Draper runs for re-election
Editor’s Note: The Suffolk News-Herald is providing coverage of candidates up for election on Nov. 7 on the following schedule: House District 64, Oct. 22; House District 77, Oct. 25; Commissioner of the Revenue, Oct. 29; Uncontested candidates for House of Delegates and constitutional offices, Nov. 1.
The commissioner of the revenue is one of five constitutional offices in Suffolk, all elected positions. Three others are unopposed this year, and the fifth is elected on a different cycle. According to the commissioner’s website, the purpose of the office is to assess all personal property, issue city business licenses, administer special taxes and process state income tax returns.
Susan Draper has been commissioner of the revenue for three years and hopes voters will see fit to return her to the office.
“I love what I do, I know the job well, and I like helping people,” Draper said, explaining why she chose to run for office for the second time.
Draper became commissioner of the revenue on Oct. 1, 2014, following the retirement of Thomas Hazelwood. She had been his chief deputy for the better part of a decade, and constitutional officers automatically have their chief deputy become the officer upon their retirement.
A special election had to be held on Nov. 3, 2015, for Draper to officially become the constitutional officer for the remainder of Hazelwood’s term. She won that election with no opposition.
Draper has been working in commissioner of the revenue offices for 16 years, starting in the Chesapeake office and moving to Suffolk after more than four years.
“I wanted to come work for my town,” she said.
Draper, who was born and raised in Suffolk and graduated from Forest Glen High School, began her working career at the Newport News Shipyard, having gone through its Apprentice School to become an inside machinist.
“I assess machinery and tools now, so it’s cool I know what I’m looking at,” she said.

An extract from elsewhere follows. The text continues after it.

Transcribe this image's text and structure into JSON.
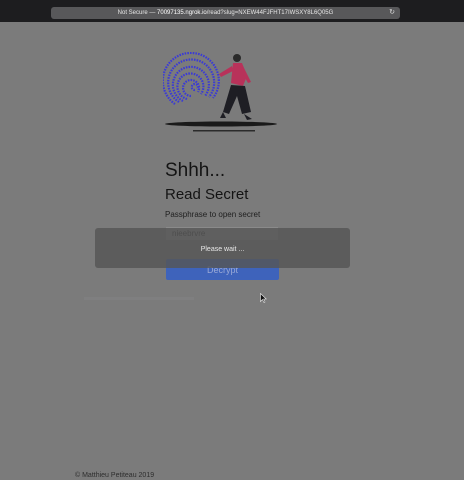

She later went to Old Dominion University and earned her Bachelor of Science in Business Administration with an accounting major.
She became a Certified Public Accountant and worked in a couple of private firms before joining the Chesapeake commissioner of the revenue’s office.
Draper recently became certified as a Master Commissioner of the Revenue by the Weldon Cooper Center for Public Service at the University of Virginia. She was previously certified as a Master Deputy Commissioner of the Revenue, and she aims for all of her staff to be certified by this program.
“My goal is to get everybody certified,” she said. “As soon as they’re eligible, I enroll them in it.”
The commissioner of the revenue’s office assesses personal property, such as vehicles, boats, motorcycles, airplanes and recreational vehicles. It also assesses machinery and tools and business property and collects fiduciary taxes — tax on meals, lodging and admissions. The office does not assess real estate and also does not set the tax rates.
The office is also mandated by the state to prepare and file state tax returns for any citizen that requests it. It also administers personal property tax relief and other programs.
Draper said she takes her role seriously, as it is an important one. Last year, the taxes her office administers brought in more than $57 million to the general fund.
“It’s important for the general fund, because those are services as citizens we use,” she said.
Draper said it’s important to find the balance between collecting the city the money is due and being fair and equitable to citizens and business owners.
“You want to do both — bring in what you’re supposed to but not take more than you’re supposed to,” she said.
The office has 11 full-time and two part-time employees. Two of the full-time employees and one of the part-time employees work at the satellite office located inside the North Suffolk Library. The main office is located inside City Hall on West Washington Street.